Fourthly, given the natural recovery trajectory in subacute stroke survivors, timing of intervention initiation remains an important variable requiring further exploration.
Finally, limitations include attrition (37 withdrawals), reliance on self-reported outcome measures, and challenges in objectively quantifying functional visual improvements that translate meaningfully into everyday activities.
Conclusion
The SEARCH trial provides robust evidence that visual scanning training, as delivered in this study protocol, does not significantly outperform sham training in improving vision-related quality of life or functional outcomes among stroke survivors with homonymous hemianopia. Both training approaches were associated with improvements, possibly attributable to clinician interaction, placebo effects, or inherent recovery.
These findings highlight the complexity of designing effective rehabilitation interventions for visual field deficits post-stroke. They suggest that future research should focus on optimizing the content and delivery methods of training, examining individualized treatment effects, exploring adjunctive therapies, and unraveling the mechanisms driving observed nonspecific benefits.

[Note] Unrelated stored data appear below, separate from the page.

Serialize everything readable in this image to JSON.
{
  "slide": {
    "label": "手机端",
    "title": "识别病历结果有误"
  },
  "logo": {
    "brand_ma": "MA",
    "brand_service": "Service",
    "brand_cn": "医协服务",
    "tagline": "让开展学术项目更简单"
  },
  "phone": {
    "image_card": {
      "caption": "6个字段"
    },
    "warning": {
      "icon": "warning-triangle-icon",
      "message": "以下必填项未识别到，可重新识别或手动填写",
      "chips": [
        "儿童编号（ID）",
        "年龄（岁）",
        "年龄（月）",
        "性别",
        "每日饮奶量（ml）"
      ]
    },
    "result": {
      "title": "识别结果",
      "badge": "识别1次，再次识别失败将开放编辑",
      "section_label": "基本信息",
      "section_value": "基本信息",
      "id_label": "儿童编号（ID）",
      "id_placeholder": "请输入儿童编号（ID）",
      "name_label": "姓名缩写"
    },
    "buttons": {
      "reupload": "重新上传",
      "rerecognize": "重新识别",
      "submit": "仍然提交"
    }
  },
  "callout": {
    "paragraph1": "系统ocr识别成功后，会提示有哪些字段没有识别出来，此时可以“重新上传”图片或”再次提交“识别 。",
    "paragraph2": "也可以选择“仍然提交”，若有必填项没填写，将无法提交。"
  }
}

Clinicians should consider that while VST remains a reasonable rehabilitation option, attention to structured patient support and information provision also plays a crucial role in recovery. Ongoing trials and meta-analyses will help refine evidence-based guidelines to improve outcomes for this common and impactful visual impairment after stroke.
References
Rowe FJ, Brayshaw E, Brown M, Chatterjee K, Drummond A, Hazelton C, et al. A randomized controlled trial of Scanning Eye trAining as a Rehabilitation Choice for Hemianopia after stroke (SEARCH). Int J Stroke. 2025 Oct;20(8):968-976. doi: 10.1177/17474930251330140. Epub 2025 Mar 13. PMID: 40083185; PMCID: PMC12446690.